The only remaining direct flight to Israel is operated by United Airlines out of Newark, New Jersey. Strohmayer said his embassy is encouraging any Israelis who wish to leave to do so while they still can. 

Those from elsewhere in the region are caught in travel limbo with passenger flights to their countries canceled entirely. 

“It’s just endless, the stories,” said a Jordanian official not authorized to speak to the media. “Some of them you really want to help out, but you don’t know how because they’re stuck.” 

With 364,000 cases of COVID-19 and a death toll exceeding 10,000, the United States surpassed China and Italy to lead the world in coronavirus infections. 

New York City, which is home to a number of Middle Eastern immigrant communities, is now the epicenter of the US outbreak with more than 5,400 dead. On Tuesday, New York Gov. Andrew Cuomo announced 731 more patients died in what marked the biggest single-day increase in deaths since the virus emerged in the state last month. 

At the Embassy of Oman, the worsening pandemic prompted diplomats to pull an all-nighter last month, staying overnight at the embassy to coordinate return trips for hundreds of citizens. On March 30 and 31, two government-chartered planes picked up 660 Omanis who wanted to fly back.
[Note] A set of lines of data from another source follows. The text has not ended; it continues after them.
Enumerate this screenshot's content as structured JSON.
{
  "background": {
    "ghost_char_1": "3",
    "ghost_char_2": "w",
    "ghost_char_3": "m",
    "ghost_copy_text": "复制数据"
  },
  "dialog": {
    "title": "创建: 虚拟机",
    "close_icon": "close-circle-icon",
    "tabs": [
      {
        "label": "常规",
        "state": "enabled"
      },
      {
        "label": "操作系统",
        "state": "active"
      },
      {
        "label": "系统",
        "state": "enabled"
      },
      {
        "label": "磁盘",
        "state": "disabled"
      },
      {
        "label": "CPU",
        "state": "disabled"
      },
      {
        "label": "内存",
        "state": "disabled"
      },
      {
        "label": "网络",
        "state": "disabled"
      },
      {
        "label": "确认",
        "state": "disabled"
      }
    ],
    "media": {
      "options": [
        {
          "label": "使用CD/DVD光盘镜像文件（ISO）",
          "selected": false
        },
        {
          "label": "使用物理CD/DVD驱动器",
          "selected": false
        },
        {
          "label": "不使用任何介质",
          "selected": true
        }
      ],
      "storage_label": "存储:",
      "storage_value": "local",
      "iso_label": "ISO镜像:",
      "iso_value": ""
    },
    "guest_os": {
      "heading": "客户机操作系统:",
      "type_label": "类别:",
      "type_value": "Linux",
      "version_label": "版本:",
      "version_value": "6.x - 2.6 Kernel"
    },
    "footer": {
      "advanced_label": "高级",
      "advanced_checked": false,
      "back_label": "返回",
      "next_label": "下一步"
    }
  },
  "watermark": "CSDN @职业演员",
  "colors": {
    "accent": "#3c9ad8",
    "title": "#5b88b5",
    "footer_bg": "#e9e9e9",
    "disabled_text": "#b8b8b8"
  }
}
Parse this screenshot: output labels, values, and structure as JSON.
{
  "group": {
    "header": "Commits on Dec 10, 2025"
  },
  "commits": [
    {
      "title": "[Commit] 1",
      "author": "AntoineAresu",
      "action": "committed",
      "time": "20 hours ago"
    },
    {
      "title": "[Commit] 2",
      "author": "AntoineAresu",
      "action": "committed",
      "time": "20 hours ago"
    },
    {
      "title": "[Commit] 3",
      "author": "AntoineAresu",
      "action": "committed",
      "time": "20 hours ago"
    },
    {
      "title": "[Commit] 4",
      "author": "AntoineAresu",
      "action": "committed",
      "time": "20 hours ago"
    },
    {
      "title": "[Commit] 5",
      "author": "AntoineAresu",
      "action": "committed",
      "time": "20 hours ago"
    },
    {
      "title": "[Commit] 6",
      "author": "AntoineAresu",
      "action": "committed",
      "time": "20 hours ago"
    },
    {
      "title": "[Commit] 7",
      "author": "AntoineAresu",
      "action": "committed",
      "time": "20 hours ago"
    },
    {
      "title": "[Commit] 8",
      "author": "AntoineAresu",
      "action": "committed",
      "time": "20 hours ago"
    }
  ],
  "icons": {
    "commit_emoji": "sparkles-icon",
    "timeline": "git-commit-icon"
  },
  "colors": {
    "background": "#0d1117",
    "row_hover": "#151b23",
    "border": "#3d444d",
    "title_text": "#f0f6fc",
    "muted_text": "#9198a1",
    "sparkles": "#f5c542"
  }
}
“We’ve been working around the clock,” said Qusai al-Mahrouqi, the embassy’s assistant information attache. “It wasn’t easy because we have thousands of Omanis all around the United States.” 

Of particular concern for many embassies are the international students unsure whether to leave the United States in the middle of their schooling. Some students fear they will be unable to return to their schools once travel restrictions are lifted. Others worry they will be penalized if they overstay their visas while waiting out the virus in the United States.

“They are panicking and they are calling us every day with the same question: I want to leave, but what about my I-20?,” said Hamad al-Muftah, deputy chief of mission at the Embassy of Qatar in DC. 

Muftah said the Qatari Embassy has sent anxiety-ridden students an email reminding them if they want to leave to first check with their sponsor and the overseas office at their universities. 

At the Lebanese Embassy, Issa said he’s directed his staff to start calling US officials to see what the formal guidance is for students and other travelers whose visas may expire during quarantine. 

A spokesperson for US Citizenship and Immigration Services told Al-Monitor it can extend the stay of those impacted by circumstances out of their control, as well as “provide special consideration or expedited processing for those who may need it on a case-by-case basis.” 

Embassies are in the meantime trying to alert all remaining citizens of changes via email, phone and social media. At the Jordanian Embassy, staff have compiled a database with the names of hundreds of students and other travelers who wish to go home.

Diplomats are dealing with issues as they arise, but so much is out of their hands, the Jordanian official said.

“We say in Arabic ‘hta esh'ear akhr’: until further notice. It’s a common thing that’s being said.”